After excelling there, coaches – who also knew of her ice-hockey resume with the Falcons – asked her to join the current squad of older players.
Though the two sports are obviously similar, Drayson said there were a few adjustments she had to make when transitioning to inline hockey, and then back again to ice in the fall. Mostly, trying to stop.
“Stopping is the big difference. It was really hard at first, and it was so easy for me in ice hockey because I’ve done it for nine years,” she said.
“But you figure it out. Going from ice to inline is fine now, but going back from inline to ice is still hard – you fall a bunch for the first few minutes and then you get used to it again.”
If her Canadian squad finds itself on the podium in Spain, it would mark and impressive run of success for Drayson between her two sports. In addition to her bronze medal last summer in roller hockey, she has won back-to-back provincial championships with the Falcons – two years ago in peewee and last year as a first-year bantam player.

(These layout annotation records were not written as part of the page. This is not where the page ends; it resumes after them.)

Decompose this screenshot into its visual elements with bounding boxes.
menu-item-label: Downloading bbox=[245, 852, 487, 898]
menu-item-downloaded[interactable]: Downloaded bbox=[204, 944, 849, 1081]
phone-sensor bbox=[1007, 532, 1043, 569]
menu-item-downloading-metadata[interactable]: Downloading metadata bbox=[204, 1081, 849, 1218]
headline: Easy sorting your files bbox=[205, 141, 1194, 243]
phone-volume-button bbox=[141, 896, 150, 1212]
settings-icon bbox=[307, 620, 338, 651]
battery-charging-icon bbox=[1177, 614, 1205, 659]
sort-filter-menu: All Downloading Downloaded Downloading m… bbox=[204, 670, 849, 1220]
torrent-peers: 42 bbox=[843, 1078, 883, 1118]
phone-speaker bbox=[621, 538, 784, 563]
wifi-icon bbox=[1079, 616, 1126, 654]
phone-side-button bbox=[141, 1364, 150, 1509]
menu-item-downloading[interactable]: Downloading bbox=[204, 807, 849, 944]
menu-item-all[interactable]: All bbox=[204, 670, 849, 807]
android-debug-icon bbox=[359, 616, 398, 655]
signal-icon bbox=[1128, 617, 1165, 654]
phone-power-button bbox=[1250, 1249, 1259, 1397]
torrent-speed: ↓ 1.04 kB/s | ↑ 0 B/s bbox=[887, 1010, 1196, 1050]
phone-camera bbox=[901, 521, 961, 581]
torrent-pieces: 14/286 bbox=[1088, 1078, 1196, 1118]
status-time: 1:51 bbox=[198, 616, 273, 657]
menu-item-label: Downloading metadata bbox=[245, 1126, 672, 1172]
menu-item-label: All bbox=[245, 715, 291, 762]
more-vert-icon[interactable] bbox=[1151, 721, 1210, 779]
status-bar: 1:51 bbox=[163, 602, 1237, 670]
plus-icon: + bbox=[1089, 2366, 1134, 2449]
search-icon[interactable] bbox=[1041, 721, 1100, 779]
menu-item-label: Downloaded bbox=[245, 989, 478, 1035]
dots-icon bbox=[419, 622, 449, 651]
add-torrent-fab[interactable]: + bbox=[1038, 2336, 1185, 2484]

“I really want to win a third provincials. I think that’d be a really amazing thing to be able to say I won three provincial championships – especially three in a row. It would be very cool,” she said.
In addition, Drayson – who began playing with Semiahmoo Minor Hockey before switching to the Falcons in Grade 5 – also plays spring ice hockey the 2005 AAA Prospects, an elite regional squad.
Drayson said that playing with that team – in which players from multiple associations come together – helps her when she joins her new roller-hockey teammates each summer.
“You end up playing with a bunch of new players, but it’s good,” she said. “Girls who I did not like when I played against them (with the Falcons), they’re all like my best friends now.”